When I think of the term ‘die hard’, I don’t picture Bruce Willis in a bloodied vest, I picture myself as an undergraduate at Duke University in 1990, camping out for basketball games.

I was such a huge fan of Duke’s basketball team that I would queue overnight to get into a big game; although I had serious competition whenever the University Of North Carolina visited [pictured above in March 2011]. That’s the hottest ticket there is.

Inside the stadium, there’s a lower bowl filled with undergrads, all smart and obnoxious, which makes for a raucous and rowdy atmosphere. No teams like to visit us — we don’t chant normal insults, we chant sarcastically. During one match against UNC, our opponents brought on a substitute named King Rice, who’d later became a big star but wasn’t at this point. As he was about to enter the play, I stood up and mockingly sang, “Oh. No. Not. Rice,” repeatedly, and 8,000 people joined in. I’m proud to lay claim to that chant, except it backfired the following year when he scored countless points against us, and they beat us.

Another thing we did was to wait for a UNC player to get the ball and then whisper until the whole stadium went quiet — then, as soon as the ball was released from his fingertips, we’d erupt into an extremely loud scream. Being that obnoxious and funny was beautiful, and in many ways it actually inspired my comedy career.

The two universities are located a mere eight miles apart in North Carolina, a region caked in basketball culture, so it was always going to be a grudge match. It also didn’t help that UNC had a long-held tradition of basketball success, whereas Duke had always struggled for silverware until Mike Krzyzewski took over as coach in 1980 and made us the best team in the country. He is still in charge today, and is affectionately known as ‘Coach K’.

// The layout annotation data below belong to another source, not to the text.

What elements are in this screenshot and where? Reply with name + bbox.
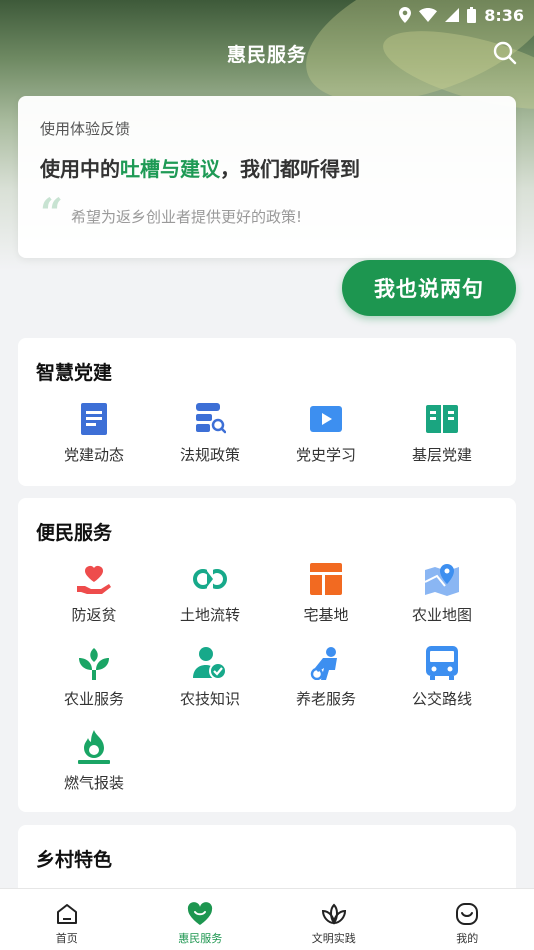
feedback-card[interactable]: 使用体验反馈 使用中的吐槽与建议，我们都听得到 “ 希望为返乡创业者提供更好的政… bbox=[18, 96, 516, 258]
book-icon bbox=[425, 402, 459, 436]
feedback-label: 使用体验反馈 bbox=[40, 120, 131, 138]
signal-icon bbox=[445, 8, 460, 22]
quote-text: 希望为返乡创业者提供更好的政策! bbox=[71, 207, 303, 226]
grid-item-land-transfer[interactable]: 土地流转 bbox=[152, 562, 268, 632]
gas-flame-icon bbox=[77, 730, 111, 764]
tab-label: 惠民服务 bbox=[178, 932, 223, 945]
law-search-icon bbox=[193, 402, 227, 436]
search-icon[interactable] bbox=[492, 40, 518, 66]
feedback-headline: 使用中的吐槽与建议，我们都听得到 bbox=[40, 153, 494, 182]
video-play-icon bbox=[309, 402, 343, 436]
grid-item-label: 防返贫 bbox=[71, 606, 117, 624]
grid-item-elderly-care[interactable]: 养老服务 bbox=[268, 646, 384, 716]
smart-party-section: 智慧党建 党建动态 法规政策 党史学习 基层党建 bbox=[18, 338, 516, 486]
speak-up-button[interactable]: 我也说两句 bbox=[342, 260, 516, 316]
feedback-quote: “ 希望为返乡创业者提供更好的政策! bbox=[40, 190, 494, 237]
wifi-icon bbox=[419, 8, 438, 22]
nav-bar: 惠民服务 bbox=[0, 30, 534, 76]
grid-item-label: 党史学习 bbox=[295, 446, 356, 464]
grid-item-label: 公交路线 bbox=[411, 690, 472, 708]
grid-item-agri-map[interactable]: 农业地图 bbox=[384, 562, 500, 632]
grid-item-bus-route[interactable]: 公交路线 bbox=[384, 646, 500, 716]
grid-item-grassroots-party[interactable]: 基层党建 bbox=[384, 402, 500, 472]
location-icon bbox=[399, 7, 412, 23]
elderly-icon bbox=[309, 646, 343, 680]
battery-icon bbox=[467, 7, 477, 23]
grid-item-label: 燃气报装 bbox=[63, 774, 124, 792]
lotus-icon bbox=[321, 901, 347, 927]
tab-label: 首页 bbox=[55, 932, 78, 945]
heart-hand-icon bbox=[77, 562, 111, 596]
map-pin-icon bbox=[425, 562, 459, 596]
grid-item-label: 农业地图 bbox=[411, 606, 472, 624]
heart-icon bbox=[187, 901, 213, 927]
bottom-tab-bar: 首页 惠民服务 文明实践 我的 bbox=[0, 888, 534, 950]
section-title: 智慧党建 bbox=[36, 362, 113, 384]
home-icon bbox=[54, 901, 80, 927]
transfer-icon bbox=[193, 562, 227, 596]
headline-highlight: 吐槽与建议 bbox=[120, 157, 220, 181]
grid-item-agri-knowledge[interactable]: 农技知识 bbox=[152, 646, 268, 716]
grid-item-label: 法规政策 bbox=[179, 446, 240, 464]
status-time: 8:36 bbox=[484, 5, 524, 25]
grid-item-label: 养老服务 bbox=[295, 690, 356, 708]
headline-suffix: ，我们都听得到 bbox=[220, 157, 360, 181]
tab-services[interactable]: 惠民服务 bbox=[134, 889, 268, 950]
grid-item-label: 宅基地 bbox=[303, 606, 349, 624]
tab-civilization[interactable]: 文明实践 bbox=[267, 889, 401, 950]
grid-item-anti-poverty[interactable]: 防返贫 bbox=[36, 562, 152, 632]
page-title: 惠民服务 bbox=[226, 43, 307, 66]
services-section: 便民服务 防返贫 土地流转 宅基地 农业地图 农业服务 农技知识 养老服务 公交… bbox=[18, 498, 516, 812]
bus-icon bbox=[425, 646, 459, 680]
tab-home[interactable]: 首页 bbox=[0, 889, 134, 950]
grid-item-label: 农业服务 bbox=[63, 690, 124, 708]
section-title: 便民服务 bbox=[36, 522, 113, 544]
expert-icon bbox=[193, 646, 227, 680]
grid-item-label: 土地流转 bbox=[179, 606, 240, 624]
quote-mark-icon: “ bbox=[40, 190, 64, 237]
grid-item-label: 基层党建 bbox=[411, 446, 472, 464]
grid-item-law-policy[interactable]: 法规政策 bbox=[152, 402, 268, 472]
sprout-icon bbox=[77, 646, 111, 680]
grid-item-gas-install[interactable]: 燃气报装 bbox=[36, 730, 152, 800]
news-icon bbox=[77, 402, 111, 436]
section-title: 乡村特色 bbox=[36, 849, 113, 871]
headline-prefix: 使用中的 bbox=[40, 157, 120, 181]
grid-item-party-news[interactable]: 党建动态 bbox=[36, 402, 152, 472]
grid-item-label: 党建动态 bbox=[63, 446, 124, 464]
status-bar: 8:36 bbox=[0, 0, 534, 30]
smile-icon bbox=[454, 901, 480, 927]
grid-item-party-history[interactable]: 党史学习 bbox=[268, 402, 384, 472]
grid-item-label: 农技知识 bbox=[179, 690, 240, 708]
tab-label: 文明实践 bbox=[311, 932, 356, 945]
grid-item-agri-service[interactable]: 农业服务 bbox=[36, 646, 152, 716]
layout-icon bbox=[309, 562, 343, 596]
tab-label: 我的 bbox=[456, 932, 479, 945]
tab-mine[interactable]: 我的 bbox=[401, 889, 534, 950]
grid-item-homestead[interactable]: 宅基地 bbox=[268, 562, 384, 632]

I’ve got to get something off my chest. As a kid, I’d ask my dad to line my walls with UNC wallpaper, so never in my wildest dreams did I think that I’d become a fan of Duke when I attended the college at 18. I used to feel guilty — I don’t any more.

In fact, the older I get, the more I appreciate the respect between the two teams, and less the animosity. People worldwide enjoy the theatre of sport because they want to root for the good guys and boo the bad guys, but if you become so consumed by another team that you look forward to the games, that’s not hate, that’s affection.